How does Tarot work?
Tarot reading is an ancient European tradition, woven into Western European culture and philosophy starting from the late Middle Ages up till our days. Re-searchers still partake in heated debate as to who was the first to bring the cards to Europe – some look for the roots of the tradition in Ancient Egypt, others trace them back to China through Middle East, making a connection with the crusaders who brought many cultural and intellectual traditions of the Saracens to Europe. Either way, the earliest of the preserved Tarot decks is the Visconti-Sforza deck created for the engagement of Francesco Sforza, future Duke of Mi-lan, and Bianca Maria Visconti, in 1432. At the time, Tarot cards were already popular among Italian nobility – both as playing cards and later as cards for reading.

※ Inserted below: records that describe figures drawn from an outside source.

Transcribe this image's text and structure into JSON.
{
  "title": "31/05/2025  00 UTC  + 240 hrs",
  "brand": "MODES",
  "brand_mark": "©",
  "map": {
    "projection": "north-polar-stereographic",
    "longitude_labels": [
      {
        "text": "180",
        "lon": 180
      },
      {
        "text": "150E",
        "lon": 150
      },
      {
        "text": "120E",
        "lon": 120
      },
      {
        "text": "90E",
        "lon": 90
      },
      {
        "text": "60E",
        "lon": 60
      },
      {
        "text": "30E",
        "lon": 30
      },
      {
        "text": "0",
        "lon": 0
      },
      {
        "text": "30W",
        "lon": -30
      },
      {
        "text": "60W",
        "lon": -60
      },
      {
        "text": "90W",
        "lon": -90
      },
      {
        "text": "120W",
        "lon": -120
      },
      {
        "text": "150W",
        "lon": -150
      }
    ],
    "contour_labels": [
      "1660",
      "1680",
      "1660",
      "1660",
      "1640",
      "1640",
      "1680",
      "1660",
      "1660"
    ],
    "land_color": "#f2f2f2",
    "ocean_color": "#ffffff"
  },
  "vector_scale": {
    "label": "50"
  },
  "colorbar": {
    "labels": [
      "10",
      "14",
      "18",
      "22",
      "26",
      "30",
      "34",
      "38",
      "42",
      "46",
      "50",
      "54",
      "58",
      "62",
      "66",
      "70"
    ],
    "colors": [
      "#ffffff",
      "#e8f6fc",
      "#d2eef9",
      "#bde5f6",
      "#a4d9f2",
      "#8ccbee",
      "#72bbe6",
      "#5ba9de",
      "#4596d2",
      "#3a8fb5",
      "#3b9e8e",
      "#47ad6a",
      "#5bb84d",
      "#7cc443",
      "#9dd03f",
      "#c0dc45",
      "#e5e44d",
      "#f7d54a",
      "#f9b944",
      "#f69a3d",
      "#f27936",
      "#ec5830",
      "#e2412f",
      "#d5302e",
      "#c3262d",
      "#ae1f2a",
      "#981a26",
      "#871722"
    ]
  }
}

Tarot cards have made a long way from the Medieval nobility and clergy to the offices of consultants in modern megapolises, such as London, Paris and New York, having remained virtually unchanged – the number of cards, arcanas and suits as well as the symbolism of personalities and situations in the decks created in the 21st century are identical to that of the Visconti-Sforza deck. So why is this combination so steady and has survived almost 600 years of testing? Carl Gustav Jung, a philosopher, psychiatrist and founder of one of the branches of modern psychoanalysis, believed that Tarot was the embodiment of the archetypes of collective unconscious and was the most accurate reflection of the universal stages of life path and persons we can meet on that path. Similarly, to the repeated images from our dreams, the images from Tarot cards evoke levels of understanding of ourselves and the world, previously hidden from us by the caring consciousness, which is so fond of avoiding sensitive issues and unpleasant truth.
I am neither Jung's fan nor follower, yet I am absolutely convinced that modern Tarot is closely linked with psychology and the images from cards indeed help us look inside ourselves, focus on life situations, sort out our life and the things around us. Then, the cards give advice which may become decisive on the way to happiness or success. It's no wonder that the "powers that be" – entrepreneurs, politicians, business owners and celebrities do not shy away from consultations with Tarot readers. Unfortunately, in our culture Tarot readings are often associated with a stuffy kitchen and grease-seared cards in the hands of a suspicious fortune-teller. However, if we look at an office of a modern Tarot reader in any of the world’s capitals, you will be surprised to see a space which is hardly different from an office of a psychoanalyst or gestalt therapist.
How do the cards "know" the answers to our questions? Nobody can give an exact answer, but I think it lies somewhere on the cross-roads between psychology and esotery. When talking to cards, we look deep inside ourselves and simultaneously touch upon other strings of the universe. Some might say that the Tarot effect is connected with the principles of synchrony or single information field, and with the help of cards we can "tap into" it and interpret its answers correctly. I will not try to identify the nature of Tarot, but my experience and practice – both personal and that of my clients – have amassed numeral examples of infallible intuition and forecasts given by the cards, that I cannot doubt the truthfulness of what they say.
One way or another, even for people who are a far cry from the esoteric practices, Tarot reading is a great opportunity to focus on their state of affairs in a calm environment and ask themselves all the right questions, discuss problems, which they will hardly raise with partners or friends, expand their tool set and listen to a view from the outside, which we so often lack.